Ecco credo che questa per noi è una grande lezione, è una grande sorpresa di Dio. Dobbiamo curarci gli uni gli altri perché ognuno di noi è lebbroso anche se non lo sa. Portiamo ciascuno di noi delle opacità, dei mali, dei peccati che ci rendono lebbrosi e noi dobbiamo avere cura gli uni degli altri. Questa è la lezione per noi monaci che vivremo qui e chiediamo a tutti voi di pregare, di pregare per noi perché siamo fedeli al vangelo, pregate perché siamo in comunione con la Chiesa, le Chiese sante della Toscana, pregate perché siamo tra di noi davvero fratelli e fratelli che vivono la fraternità, gente che vuole fare un cammino di umanizzazione e conoscere l’amore del Signore.

Mi permetto di dirvi che oggi, insieme ai Vescovi della Toscana che vi ho nominato, siamo particolarmente lieti che ci sia tra di noi mons.
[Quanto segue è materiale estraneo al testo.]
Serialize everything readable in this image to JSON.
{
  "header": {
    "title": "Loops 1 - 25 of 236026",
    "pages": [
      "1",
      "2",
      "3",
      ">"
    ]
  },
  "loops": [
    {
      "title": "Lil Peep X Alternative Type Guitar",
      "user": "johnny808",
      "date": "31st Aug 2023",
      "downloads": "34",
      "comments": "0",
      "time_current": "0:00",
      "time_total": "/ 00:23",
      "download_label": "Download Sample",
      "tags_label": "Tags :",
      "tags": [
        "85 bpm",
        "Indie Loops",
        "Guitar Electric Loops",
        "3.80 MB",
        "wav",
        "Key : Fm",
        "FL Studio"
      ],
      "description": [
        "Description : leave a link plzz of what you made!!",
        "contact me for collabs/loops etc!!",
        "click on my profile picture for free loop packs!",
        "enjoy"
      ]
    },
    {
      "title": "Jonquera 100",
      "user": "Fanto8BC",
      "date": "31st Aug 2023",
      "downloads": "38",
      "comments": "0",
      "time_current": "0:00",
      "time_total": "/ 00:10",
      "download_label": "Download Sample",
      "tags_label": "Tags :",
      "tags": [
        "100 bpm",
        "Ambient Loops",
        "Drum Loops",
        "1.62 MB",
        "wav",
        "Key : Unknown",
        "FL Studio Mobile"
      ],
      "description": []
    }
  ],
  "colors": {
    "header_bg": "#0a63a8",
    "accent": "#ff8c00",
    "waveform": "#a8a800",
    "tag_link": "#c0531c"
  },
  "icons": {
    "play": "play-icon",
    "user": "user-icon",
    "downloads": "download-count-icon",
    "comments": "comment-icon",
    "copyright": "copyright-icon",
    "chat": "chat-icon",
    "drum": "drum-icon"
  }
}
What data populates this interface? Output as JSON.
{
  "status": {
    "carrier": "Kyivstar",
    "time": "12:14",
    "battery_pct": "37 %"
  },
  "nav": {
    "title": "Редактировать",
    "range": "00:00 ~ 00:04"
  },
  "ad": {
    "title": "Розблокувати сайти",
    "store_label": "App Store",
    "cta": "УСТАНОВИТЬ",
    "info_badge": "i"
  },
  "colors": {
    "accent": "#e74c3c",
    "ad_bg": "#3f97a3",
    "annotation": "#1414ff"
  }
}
Piero Marini, che è il presidente del pontificio Comitato dei congressi eucaristici internazionali, ma tutti voi lo conoscete come il Maestro delle cerimonie di Giovanni Paolo II e di una parte del pontificato di Benedetto XVI; e c’è anche tra di noi il Vescovo Brian Farrell        che è il segretario del pontificio Consiglio per la promozione dell’Unità dei Cristiani, un Consiglio che lavora per l’unità della Chiesa, con il quale noi cerchiamo di collaborare e con il quale c’è tanta amicizia.

Ecco, ringrazio ancora i Vescovi di essere tra di noi, e alla fine della nostra liturgia, prima della benedizione del monastero che sarà fatta fuori, farò anche però un ringraziamento doveroso alle autorità civili e a quanti ci hanno aiutato in tutto il lavoro per restaurare, riavviare, ringiovanire questo luogo.